Although many factors can influence gene therapy vector transduction, histological staining of tissue remains the most accurate method for determining the success of lumbar intrathecal (IT) injections. Broad and even distribution of the gene therapy vector within the central nervous system (CNS) following injection is indicative of a successful procedure. Figure 2C represents a successful injection of a self-complementary AAV9-mediated gene therapy driving weak ubiquitous transgene expression under the JeT promoter at a dose of 1.3 × 1011 vg/mouse in neonatal (P1) mice, 4 months post-injection. RNAscope analysis, using a probe targeting the transgene delivered by the gene therapy, reveals broad distribution in the lumbar spinal cord, cervical spinal cord, and brain. A section of the liver and heart is included to highlight that, even with direct cerebrospinal fluid (CSF) injection, the gene therapy vector can still be distributed to peripheral tissues.

figure-results-1109
Figure 2: Stained 5-micron tissue sections of mouse CNS and peripheral tissue 4 months post-injection at P1. Red staining indicates transgene expression via RNAscope, and blue counterstaining of nuclei is done via hematoxylin. (A) Injection with a control formulation buffer. (B) Unsuccessful intraparenchymal injection with an AAV9 vector (scAAV9_JeT-hDDX3Xopt-SpA). (C) Successful lumbar IT injection with an AAV9 vector (scAAV9_JeT-hDDX3Xopt-SpA). The gene therapy vector used in (B) and (C) was given at a translationally relevant dose of 1.3E11 vg/mouse. Scale bar: top panel (5 mm); bottom panel (1 mm). Please click here to view a larger version of this figure.

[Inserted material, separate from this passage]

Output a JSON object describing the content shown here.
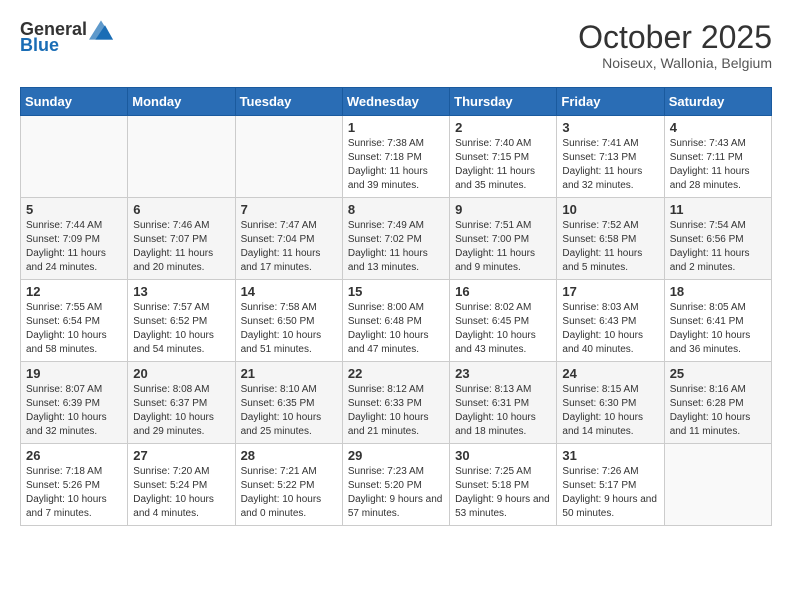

Concentrated expression in the lumbar spinal cord paired with a lack of expression in the brain, as shown in Figure 2B, may indicate an intraparenchymal injection of the spinal cord and should be considered a failed injection. This happens when the needle is inserted too far into the spinal column, past the intrathecal space, and into the spinal cord. Additionally, very low or no expression in the spinal cord and brain (not shown) should also be considered a failed off-target injection, assuming that a vector and dose are being used where broad CNS distribution is expected. This may be due to not inserting the needle far enough or from being lateral to the midline.

The expression patterns observed from successful injections can differ due to the following eight factors as examples: (1) age at injection, (2) pre-existing immunity, (3) infusion rate, (4) gene therapy vector, (5) dose of gene therapy, (6) cell surface proteins, (7) tropism, and (8) if applicable, an appropriate promoter choice to drive transgene expression6. While expression patterns can differ, the broad, even, widespread distribution will be universal as long as the dose is sufficiently high with an effective vector, such as AAV9.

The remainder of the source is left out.